Lupe Fiasco: Drill Music in Zion review – enjoyable trip through a mazy mind

Inspired by the Japanese philosophy wabi-sabi – the perfection of imperfection – Lupe Fiasco wrote and recorded his eighth album in three days. Rush recording can be an excuse to coast on the fumes of creative fire, but it’s brought a welcome looseness to Lupe’s music after a gruesome chart-chasing phase. It would be optimistic to say the 40-year-old’s artistic best days are ahead of him, but this is a blessedly short and often enjoyable trip through his mazy mind.

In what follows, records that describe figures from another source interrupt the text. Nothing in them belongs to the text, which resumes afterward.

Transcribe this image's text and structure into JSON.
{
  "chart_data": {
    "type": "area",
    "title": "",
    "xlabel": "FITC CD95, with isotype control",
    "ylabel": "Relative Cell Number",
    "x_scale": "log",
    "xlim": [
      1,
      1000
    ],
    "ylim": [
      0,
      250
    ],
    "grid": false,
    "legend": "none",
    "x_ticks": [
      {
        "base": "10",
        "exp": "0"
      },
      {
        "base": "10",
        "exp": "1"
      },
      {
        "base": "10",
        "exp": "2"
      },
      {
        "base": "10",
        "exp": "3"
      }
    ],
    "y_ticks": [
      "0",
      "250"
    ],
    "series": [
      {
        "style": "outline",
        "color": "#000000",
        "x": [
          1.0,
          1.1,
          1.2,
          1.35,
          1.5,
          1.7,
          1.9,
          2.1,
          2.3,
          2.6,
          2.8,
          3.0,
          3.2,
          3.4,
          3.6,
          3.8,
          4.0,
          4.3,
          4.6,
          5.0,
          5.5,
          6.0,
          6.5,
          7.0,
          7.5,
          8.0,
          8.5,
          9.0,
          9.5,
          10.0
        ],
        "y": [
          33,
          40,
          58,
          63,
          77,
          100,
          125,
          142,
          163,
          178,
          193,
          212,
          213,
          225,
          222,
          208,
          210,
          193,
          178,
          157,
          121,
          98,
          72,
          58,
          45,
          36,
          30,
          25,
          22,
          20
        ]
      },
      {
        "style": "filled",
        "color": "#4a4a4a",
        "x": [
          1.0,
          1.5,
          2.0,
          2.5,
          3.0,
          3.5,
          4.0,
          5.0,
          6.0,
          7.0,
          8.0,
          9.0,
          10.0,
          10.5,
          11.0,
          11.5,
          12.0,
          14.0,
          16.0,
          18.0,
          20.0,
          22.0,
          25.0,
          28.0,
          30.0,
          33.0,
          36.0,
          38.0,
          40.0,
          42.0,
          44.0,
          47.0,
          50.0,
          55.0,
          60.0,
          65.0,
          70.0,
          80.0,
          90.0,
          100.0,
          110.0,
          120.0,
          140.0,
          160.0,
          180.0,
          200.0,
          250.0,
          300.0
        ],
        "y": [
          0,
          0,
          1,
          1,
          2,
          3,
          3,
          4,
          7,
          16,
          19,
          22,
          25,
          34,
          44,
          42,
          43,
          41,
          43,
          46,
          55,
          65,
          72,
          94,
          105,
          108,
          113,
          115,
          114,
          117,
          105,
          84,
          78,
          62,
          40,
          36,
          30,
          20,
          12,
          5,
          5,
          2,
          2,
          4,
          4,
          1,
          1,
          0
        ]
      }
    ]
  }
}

Borrowing 10 beats from inventive producer Soundtrakk’s vault, Lupe tries out different flows with varying success. Every weapon in his arsenal is deployed on Autoboto and Kiosk – internal rhyming, assonance, echoing auto-rhymes, battle freestyle flows. But he’s best when he settles into conversational yet precise wordplay such as Ghoti, with its gorgeous jazz-adjacent swing. He’s not half as engaged on Ms. Mural, wasting a smart beat on a hectoring delivery that’s like a teacher tiring of his own class. In contrast, final track On Faux Nem is a devastating tour through a wasteland of deferred hopes and evaporating futures, showing that the old fire still flickers.